Odpowiedzi na te pytania sprawiły, że wkroczyłam na drogę rozwoju, który trwa nieprzerwanie do dziś.
Teraz, po dwudziestu latach pracy wiem, że siła młodości i pasja do projektowania połączone z brakiem wiedzy, są mieszanką wybuchową. Młodzi projektanci są zagubieni – zrobią wszystko, żeby się wykazać, nie wiedząc o tym, że ta mieszanka pcha ich do błędnych decyzji. Brak przewodnictwa i wsparcia środowiska powodują powstawanie mechanizmów niekorzystnych w tym zawodzie. Mało tego – być może za dziesięć lat w konsekwencji ci młodzi projektanci zupełnie zrezygnują ze swojej pasji i pracy. Profesor na wydziale projektowania wnętrz ASP w Warszawie powiedział mi kiedyś: „Jeśli z rocznika trzy do pięciu osób naprawdę będzie projektować wnętrza, to jest dobry rok. Większość się podda, nie przetrwa, zrezygnuje, a projektowanie zachowa jako pasję.” Po dwudziestu latach zgadzam się z nim – brak świadomości, szybkie wypalanie zawodowe, trudność w utrzymaniu stałych wpływów finansowych, brak dużych firm, gdzie młodzi projektanci mogą iść na staże, brak wsparcia w środowisku sprawiają, że nie wszyscy wytrzymują tę presję. Młodzi projektanci potrzebują wsparcia merytorycznego i przewodnictwa, aby wyjść z tej pętli.

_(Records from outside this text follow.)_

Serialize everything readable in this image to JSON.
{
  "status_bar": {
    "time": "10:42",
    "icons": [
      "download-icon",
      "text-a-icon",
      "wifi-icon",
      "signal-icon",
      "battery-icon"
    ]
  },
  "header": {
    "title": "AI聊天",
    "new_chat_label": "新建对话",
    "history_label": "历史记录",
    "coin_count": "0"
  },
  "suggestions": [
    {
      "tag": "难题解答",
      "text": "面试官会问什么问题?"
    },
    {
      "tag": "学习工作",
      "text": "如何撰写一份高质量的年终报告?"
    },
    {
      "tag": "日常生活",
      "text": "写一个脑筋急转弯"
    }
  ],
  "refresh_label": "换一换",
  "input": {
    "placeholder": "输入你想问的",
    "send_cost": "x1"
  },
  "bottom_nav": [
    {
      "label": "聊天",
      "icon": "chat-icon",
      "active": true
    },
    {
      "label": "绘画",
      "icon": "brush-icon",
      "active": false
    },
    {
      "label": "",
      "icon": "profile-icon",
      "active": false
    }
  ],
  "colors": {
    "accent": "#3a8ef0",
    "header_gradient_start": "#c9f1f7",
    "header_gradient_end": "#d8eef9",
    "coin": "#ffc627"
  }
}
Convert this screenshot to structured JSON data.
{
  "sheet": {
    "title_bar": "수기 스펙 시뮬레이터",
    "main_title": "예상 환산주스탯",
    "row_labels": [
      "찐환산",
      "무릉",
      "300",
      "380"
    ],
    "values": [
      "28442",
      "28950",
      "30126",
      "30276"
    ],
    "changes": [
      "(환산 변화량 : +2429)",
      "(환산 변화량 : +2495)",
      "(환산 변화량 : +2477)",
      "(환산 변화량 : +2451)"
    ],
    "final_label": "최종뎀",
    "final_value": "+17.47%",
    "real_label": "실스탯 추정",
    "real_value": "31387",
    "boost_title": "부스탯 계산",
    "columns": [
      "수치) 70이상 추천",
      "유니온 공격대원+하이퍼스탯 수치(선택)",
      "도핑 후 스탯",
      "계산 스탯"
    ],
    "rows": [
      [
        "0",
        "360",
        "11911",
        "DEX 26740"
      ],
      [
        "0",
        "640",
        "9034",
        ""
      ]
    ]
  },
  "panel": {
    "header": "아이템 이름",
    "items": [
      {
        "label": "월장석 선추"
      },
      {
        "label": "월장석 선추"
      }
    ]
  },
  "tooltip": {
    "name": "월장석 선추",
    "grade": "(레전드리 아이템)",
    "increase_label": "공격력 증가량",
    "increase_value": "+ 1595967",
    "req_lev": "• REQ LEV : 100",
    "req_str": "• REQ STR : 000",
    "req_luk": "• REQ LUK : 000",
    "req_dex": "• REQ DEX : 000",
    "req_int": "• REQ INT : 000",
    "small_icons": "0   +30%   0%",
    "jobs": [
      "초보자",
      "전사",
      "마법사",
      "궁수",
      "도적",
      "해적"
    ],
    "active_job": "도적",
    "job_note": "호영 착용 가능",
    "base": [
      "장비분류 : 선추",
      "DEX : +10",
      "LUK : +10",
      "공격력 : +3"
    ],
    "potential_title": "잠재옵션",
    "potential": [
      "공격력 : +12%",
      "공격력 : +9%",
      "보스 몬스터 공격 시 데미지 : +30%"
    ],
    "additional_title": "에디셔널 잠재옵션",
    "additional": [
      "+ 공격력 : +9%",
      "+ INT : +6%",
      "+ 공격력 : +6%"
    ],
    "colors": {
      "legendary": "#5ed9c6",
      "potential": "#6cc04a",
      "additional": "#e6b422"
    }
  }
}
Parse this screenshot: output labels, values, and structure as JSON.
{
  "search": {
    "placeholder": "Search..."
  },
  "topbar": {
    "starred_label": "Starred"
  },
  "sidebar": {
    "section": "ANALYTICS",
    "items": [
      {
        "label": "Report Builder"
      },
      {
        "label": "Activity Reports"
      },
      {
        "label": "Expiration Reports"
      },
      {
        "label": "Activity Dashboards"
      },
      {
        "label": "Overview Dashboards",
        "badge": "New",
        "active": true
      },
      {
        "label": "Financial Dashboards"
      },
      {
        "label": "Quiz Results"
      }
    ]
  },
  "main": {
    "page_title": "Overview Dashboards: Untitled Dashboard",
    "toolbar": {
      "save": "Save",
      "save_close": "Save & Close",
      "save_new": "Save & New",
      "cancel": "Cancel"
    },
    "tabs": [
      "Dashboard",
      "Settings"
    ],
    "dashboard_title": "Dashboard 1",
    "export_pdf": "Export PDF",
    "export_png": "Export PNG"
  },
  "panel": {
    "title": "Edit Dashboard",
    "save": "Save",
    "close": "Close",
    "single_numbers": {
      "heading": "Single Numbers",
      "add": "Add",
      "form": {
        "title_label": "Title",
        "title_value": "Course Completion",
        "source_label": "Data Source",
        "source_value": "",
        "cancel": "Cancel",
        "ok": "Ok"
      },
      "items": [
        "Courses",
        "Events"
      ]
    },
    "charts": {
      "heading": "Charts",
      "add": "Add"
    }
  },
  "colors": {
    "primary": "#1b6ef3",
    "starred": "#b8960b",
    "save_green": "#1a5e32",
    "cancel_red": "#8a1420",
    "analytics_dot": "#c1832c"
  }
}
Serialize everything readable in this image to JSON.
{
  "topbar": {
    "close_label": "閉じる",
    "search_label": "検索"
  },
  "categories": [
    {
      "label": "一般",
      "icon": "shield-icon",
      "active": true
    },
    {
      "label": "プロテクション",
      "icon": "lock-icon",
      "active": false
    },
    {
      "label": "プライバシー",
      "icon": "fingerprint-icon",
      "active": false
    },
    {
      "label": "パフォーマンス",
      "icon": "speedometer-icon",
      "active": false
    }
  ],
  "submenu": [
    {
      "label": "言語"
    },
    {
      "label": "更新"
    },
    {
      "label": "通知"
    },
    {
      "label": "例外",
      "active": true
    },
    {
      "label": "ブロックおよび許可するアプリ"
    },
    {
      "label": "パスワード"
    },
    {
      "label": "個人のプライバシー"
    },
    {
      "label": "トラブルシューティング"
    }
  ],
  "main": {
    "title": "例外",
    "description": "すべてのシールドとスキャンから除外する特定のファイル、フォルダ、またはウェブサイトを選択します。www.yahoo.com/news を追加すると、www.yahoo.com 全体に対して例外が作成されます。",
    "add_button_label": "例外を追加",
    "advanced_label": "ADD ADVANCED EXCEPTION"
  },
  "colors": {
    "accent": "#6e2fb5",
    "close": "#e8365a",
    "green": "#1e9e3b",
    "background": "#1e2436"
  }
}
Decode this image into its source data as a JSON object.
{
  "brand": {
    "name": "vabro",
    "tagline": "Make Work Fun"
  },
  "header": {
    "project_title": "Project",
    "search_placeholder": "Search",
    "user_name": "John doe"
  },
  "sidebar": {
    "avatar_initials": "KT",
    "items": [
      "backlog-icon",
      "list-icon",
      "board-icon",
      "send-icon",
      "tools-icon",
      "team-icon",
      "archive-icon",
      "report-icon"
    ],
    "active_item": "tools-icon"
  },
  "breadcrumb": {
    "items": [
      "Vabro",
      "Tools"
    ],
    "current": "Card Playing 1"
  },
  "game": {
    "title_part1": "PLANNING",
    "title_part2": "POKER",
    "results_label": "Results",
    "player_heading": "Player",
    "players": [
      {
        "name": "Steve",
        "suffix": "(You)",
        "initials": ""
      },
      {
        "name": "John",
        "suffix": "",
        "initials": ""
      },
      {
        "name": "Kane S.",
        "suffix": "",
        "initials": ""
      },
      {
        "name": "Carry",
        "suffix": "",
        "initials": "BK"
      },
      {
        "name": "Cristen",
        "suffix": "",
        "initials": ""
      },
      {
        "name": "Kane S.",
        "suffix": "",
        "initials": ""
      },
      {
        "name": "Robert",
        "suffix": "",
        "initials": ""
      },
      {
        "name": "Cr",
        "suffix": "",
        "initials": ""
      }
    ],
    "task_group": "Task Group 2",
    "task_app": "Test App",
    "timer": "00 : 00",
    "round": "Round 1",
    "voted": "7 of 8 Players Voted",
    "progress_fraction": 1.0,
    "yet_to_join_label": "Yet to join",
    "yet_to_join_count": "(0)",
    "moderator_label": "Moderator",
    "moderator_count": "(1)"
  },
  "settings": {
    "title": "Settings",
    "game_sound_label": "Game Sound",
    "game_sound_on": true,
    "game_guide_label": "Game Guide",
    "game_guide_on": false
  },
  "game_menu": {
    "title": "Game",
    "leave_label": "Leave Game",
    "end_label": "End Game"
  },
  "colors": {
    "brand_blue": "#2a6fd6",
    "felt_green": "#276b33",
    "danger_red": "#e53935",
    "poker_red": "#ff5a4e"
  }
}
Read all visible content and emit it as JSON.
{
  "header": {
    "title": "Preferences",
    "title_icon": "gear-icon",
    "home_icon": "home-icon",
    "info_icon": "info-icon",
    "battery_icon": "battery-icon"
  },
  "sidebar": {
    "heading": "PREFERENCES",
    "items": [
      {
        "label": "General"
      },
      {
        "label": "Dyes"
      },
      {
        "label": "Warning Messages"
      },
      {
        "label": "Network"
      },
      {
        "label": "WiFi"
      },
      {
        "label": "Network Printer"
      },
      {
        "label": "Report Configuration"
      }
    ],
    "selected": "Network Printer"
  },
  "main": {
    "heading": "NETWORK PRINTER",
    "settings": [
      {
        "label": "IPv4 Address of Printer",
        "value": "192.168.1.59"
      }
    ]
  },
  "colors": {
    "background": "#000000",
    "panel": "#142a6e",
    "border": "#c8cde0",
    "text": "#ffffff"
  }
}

Człowiek, który otwiera działalność gospodarczą nie wie, że musi być w niej projektantem, przywódcą myślącym o rozwoju, managerem zarządzającym robiącym tysiąc małych rzeczy, księgową i HR-owcem – jeśli ma pracowników – i jeszcze musi znaleźć czas na obsługę klientów, samorozwój i czas wytchnienia bez pracy, aby naładować głowę pomysłami. Wszystko w życiu zaczyna się od marzenia i pragnienia, a żeby je realizować, potrzebujemy wsparcia i przewodnictwa. Moim marzeniem jest stworzenie społeczności Architektów Wnętrz, którzy się wspierają, którzy wiedzą, na czym polega ich zawód i jakie jakości są niezbędne do realizowania się w nim na najwyższym poziomie. Marzy mi się społeczność, która chce oferować usługi premium, czyli usługi najwyższej jakości i adekwatnej wartości. Ludzi mających swój kodeks i etykę pracy, wiedzę, doświadczenie i znających prawa autorskie, umiejących korzystać z nowych technologii i sztucznej inteligencji, nieustannie się rozwijających.
Z tego marzenia powstała innowacyjna Platforma DOBRY PROJEKTANT, bo my wszyscy jako środowisko projektantów, możemy tworzyć piękne otoczenia dla życia, biznesu i rozwoju tysięcy osób. Ufam, że piękno poprawia jakość życia. Na tej platformie pragnę pokazać rozwiązania, mechanizmy i narzędzia, które pozwolą polskim projektantom rozwijać skrzydła, nie umniejszać swojej pracy, jasno komunikować swoje oferty, cele i wartości, jakimi się kierują.
Jeśli dotrwaliście do tego miejsca artykułu to gratuluję – jesteście wytrzymali i zdeterminowani, a to dwie bardzo ważne cechy w naszym zawodzie. Wierzę, że ta platforma jest po to, żeby wspierać Was na drodze rozwoju. Z przyjemnością dzielę się swoją wiedzą i doświadczeniem, aby rzeczywistość nie zgasiła w Was pasji, z powodu której wybraliście zawód architekta wnętrz.